Sombreros y canelazos en Quito
La Ronda, una calle fundamental en tiempos de la colonia, fue recuperada por el esfuerzo de artesanos y se convirtió en un paseo imperdible de la ciudad
23 de diciembre de 2012

QUITO.- Cubrirse del sol con sombrero es una costumbre que en esta ciudad comenzó en tiempos de la colonia y se extendió hasta los años 60, cuando lanzaron al mercado un líquido para hacerse la permanente y las mujeres, principales usuarias, optaron por dejar al descubierto sus rulos. La familia de Luis López, sombrerero artesanal, atravesó entonces tiempos difíciles. El oficio dejó de rendir lo suficiente -debieron cambiar los modelos originales por gorras para niños-, hasta que, décadas más tarde, tuvo la posibilidad de instalarse en La Ronda, una reciclada calle tradicional.
Tercera generación de sombrereros (su abuelo comenzó en los años 20), Luis trabaja con su mujer y su hija en un taller-local montado en una de las cinco casas más antiguas de la ciudad, construida hace cuatro siglos y medio. "Es un privilegio ser parte de esta calle patrimonial", opina el hombre que participó activamente de su reapertura, cinco años atrás. Junto con otros artesanos, había presentado el proyecto al municipio y logró que este pequeño sector del centro histórico (vía fundamental incluso antes de la colonia, cuna de artistas en los años 30 y epicentro de malandras hasta que la cerraron) hoy sea uno de los sitios imperdibles de la ciudad.
Con técnicas tradicionales, López realiza desde típicos sombreros de paja toquilla hasta elegantes modelos de mediados del siglo XX. En su local, llamado Humacatama (cabeza cubierta, en quechua), exhibe su forma de trabajar ante los que entran al local y deseen verlo. Sus sombreros cuestan desde 10 dólares y fabrica sólo 4 o 5 cada día. "No es mucho, pero con eso vivimos. Si mi madre, que tenía diez hijos, con un sombrero diario nos mantenía. Por qué nos vamos a quejar nosotros..."
La Ronda es ahora un sector con dos largas calles empedradas que se cruzan. Puede recorrerse en pocos minutos, pero es difícil hacerlo con velocidad si uno empieza a mirar el trabajo de otros artesanos, probar empanadas de viento y, a medida que se hace de noche, beber canelazos en los diferentes bares abiertos hasta muy tarde.

Luis López - Créditos: El Comercio / GDA
El canelazo es una bebida a base de aguardiente y canela, de origen andino, que se consume caliente en la altura de esta capital. También se bebe en otros países y ciudades, pero en La Ronda es el trago por excelencia.

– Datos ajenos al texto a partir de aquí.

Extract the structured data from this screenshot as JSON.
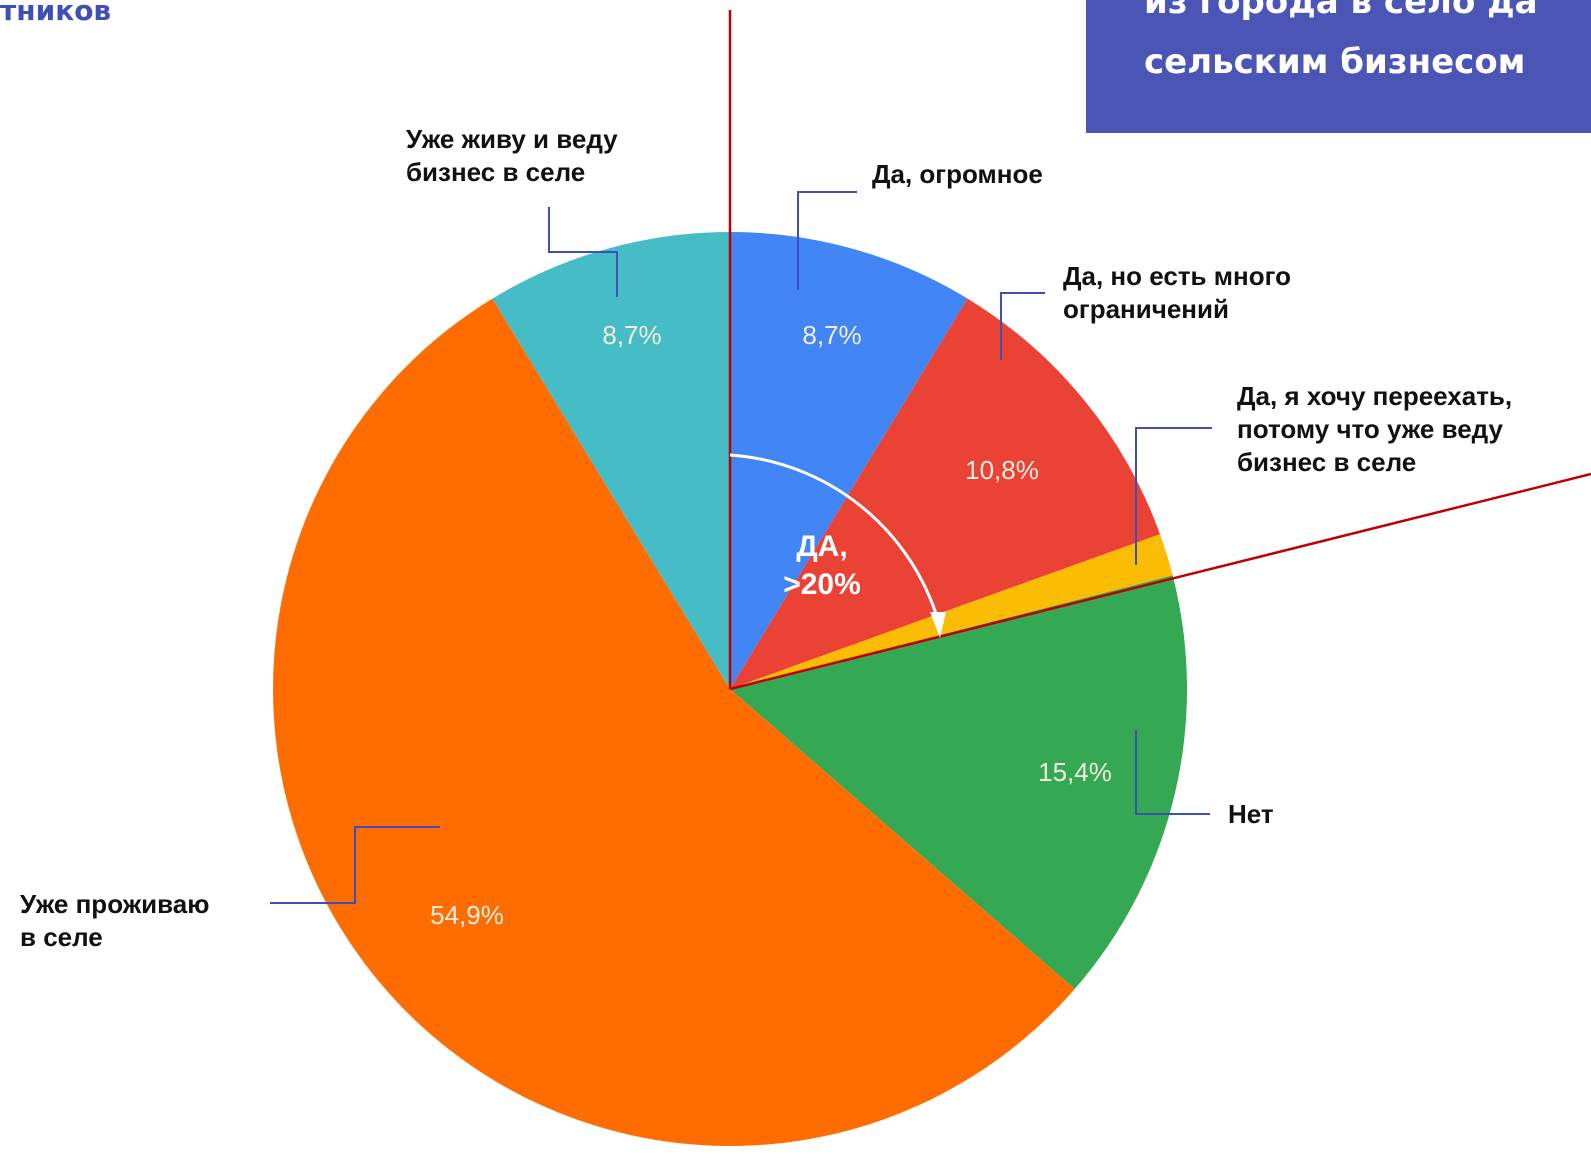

Por los bares y restaurantes rotan artistas con sus guitarras, para serenatas y música al paso. Tocan un par de canciones y siguen de gira. Son los mejores sitios para quedarse; en otros bares, la atracción principal es el karaoke, que se vuelve especialmente difícil a medida que avanza la noche y los cantantes aficionados le siguen entrando al canelazo.
En el café La leyenda suenan canciones latinoamericanas. Charlie Bustos toca muchos temas argentinos, de músicos como Piero. Entre los restaurantes recomendados, Los Geranios propone comida típica, ventanas repletas de flores (geranios, la flor de Quito) y una cava para degustar vinos de todas partes. Las empanadas de verde en el restaurante Negra Mala son de las mejores.
La Casona de La Ronda es un hotel boutique sorprendente en una esquina reciclada. El barrio se puede visitar de día, pero vale la pena hacerlo de noche, salvo los domingos, cuando no hay nadie, la principal vía de acceso es por la calle García Moreno.
Hay muchos otros artesanos, que fueron ganando sus lugares por concursos. Ofrecen cacao, joyas, jabones, velas, instrumentos musicales, helados paila, quesadillas, juguetes en madera... Todo realizado con técnicas ancestrales.
Quito tiene estas cosas. Casas de cuatro siglos, con trabajadores que intentan mantener su oficio, en una calle reciclada para locales y turistas, dentro de uno de los centros históricos mejor conservados del continente. El pasado está presente en las paredes, los rostros, la vestimenta. Es una ciudad que hace gala de su historia y una sociedad que la lleva siempre consigo, aunque los smartphones también se multipliquen.